Last edited: Dec 4, 2012
6. Dec 6, 2012

### Sourabh N

I believe they are trying to tell you to have both S_1 and S_2 in the same basis, i.e, either choose S_1 to lie along z-axis and S_2 to lie theta away from it, or choose S_2 to lie along z-axis and S_1 to lie -theta away from it.

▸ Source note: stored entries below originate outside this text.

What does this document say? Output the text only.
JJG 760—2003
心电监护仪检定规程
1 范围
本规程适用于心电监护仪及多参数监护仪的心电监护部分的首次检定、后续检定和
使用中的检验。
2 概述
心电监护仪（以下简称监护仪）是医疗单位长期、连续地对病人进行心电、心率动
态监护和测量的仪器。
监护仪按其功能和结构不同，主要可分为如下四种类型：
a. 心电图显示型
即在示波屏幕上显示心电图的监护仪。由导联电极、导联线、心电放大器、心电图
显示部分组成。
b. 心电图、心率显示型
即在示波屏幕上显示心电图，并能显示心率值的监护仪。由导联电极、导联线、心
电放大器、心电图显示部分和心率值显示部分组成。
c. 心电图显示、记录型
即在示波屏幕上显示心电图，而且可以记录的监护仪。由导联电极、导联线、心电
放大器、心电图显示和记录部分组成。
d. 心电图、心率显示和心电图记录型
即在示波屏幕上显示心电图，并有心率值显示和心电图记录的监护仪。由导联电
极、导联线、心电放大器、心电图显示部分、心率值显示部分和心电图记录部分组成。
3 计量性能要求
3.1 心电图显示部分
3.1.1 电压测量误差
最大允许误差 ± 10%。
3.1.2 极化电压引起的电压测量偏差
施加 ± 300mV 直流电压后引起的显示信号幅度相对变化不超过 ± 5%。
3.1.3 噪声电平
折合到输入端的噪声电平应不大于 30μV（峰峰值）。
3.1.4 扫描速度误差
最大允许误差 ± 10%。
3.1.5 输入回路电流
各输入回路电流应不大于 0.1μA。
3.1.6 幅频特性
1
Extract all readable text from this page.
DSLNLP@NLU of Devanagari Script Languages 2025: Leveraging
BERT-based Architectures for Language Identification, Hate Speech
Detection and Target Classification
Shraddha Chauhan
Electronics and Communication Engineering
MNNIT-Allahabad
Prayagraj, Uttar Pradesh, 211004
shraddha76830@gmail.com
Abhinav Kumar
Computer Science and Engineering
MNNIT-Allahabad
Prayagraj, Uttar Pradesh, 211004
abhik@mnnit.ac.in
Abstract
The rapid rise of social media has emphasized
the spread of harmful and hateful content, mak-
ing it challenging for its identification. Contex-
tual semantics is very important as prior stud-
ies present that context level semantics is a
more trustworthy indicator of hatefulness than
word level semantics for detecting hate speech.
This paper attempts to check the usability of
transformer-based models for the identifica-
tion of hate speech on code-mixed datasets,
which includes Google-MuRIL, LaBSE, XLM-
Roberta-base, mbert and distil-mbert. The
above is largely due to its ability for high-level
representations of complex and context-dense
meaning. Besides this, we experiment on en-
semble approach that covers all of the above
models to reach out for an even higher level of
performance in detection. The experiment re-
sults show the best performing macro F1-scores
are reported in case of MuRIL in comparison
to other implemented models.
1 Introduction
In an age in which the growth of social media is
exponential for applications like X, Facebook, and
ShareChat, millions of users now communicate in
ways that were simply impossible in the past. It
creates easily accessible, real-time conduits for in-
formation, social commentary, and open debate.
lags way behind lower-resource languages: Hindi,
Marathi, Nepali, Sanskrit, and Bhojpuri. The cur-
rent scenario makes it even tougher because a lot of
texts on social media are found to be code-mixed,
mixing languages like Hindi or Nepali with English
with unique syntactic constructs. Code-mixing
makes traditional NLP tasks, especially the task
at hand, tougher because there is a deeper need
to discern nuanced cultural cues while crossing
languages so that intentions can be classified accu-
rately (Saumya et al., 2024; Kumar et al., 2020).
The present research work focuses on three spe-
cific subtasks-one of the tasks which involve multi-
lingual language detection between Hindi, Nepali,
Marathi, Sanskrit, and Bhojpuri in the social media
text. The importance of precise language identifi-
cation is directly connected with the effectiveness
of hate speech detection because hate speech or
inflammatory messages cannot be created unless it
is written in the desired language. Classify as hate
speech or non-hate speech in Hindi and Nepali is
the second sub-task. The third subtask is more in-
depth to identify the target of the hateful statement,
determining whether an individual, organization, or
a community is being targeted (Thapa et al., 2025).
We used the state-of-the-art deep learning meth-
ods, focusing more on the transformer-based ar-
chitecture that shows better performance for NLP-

Since they already chose the first of these options, the hint is redundant (as the author say so themselves!).

7. Dec 6, 2012

### andrien

may be it will be clear if I show some solution,
Using the notation of question and I use + for up and - for down,

<00|S1S2|00>=-h-/2.h-/2 cosθ.(1/2)(<+-|+->+<-+|-+>),other two terms in brackets which you get are zero because of orthogonality condition.(The extra minus sign in front is just because cos(1800-θ)=-cosθ) and you will get this
=-h-2/4.cosθ(because <+-|+->=1 and similarly for other)
edit:I hope this post will not be deleted like some of my previous ones.

8. Dec 6, 2012

### bencmier

Thank you andrien, your answer was clear and to the point. I don't know why your other posts would have been deleted but this one won't be.

9. Dec 7, 2012

### andrien

it is just because I can not do anyone's homework in this section.I have already gotten infraction for this.But you saw it,so cheers!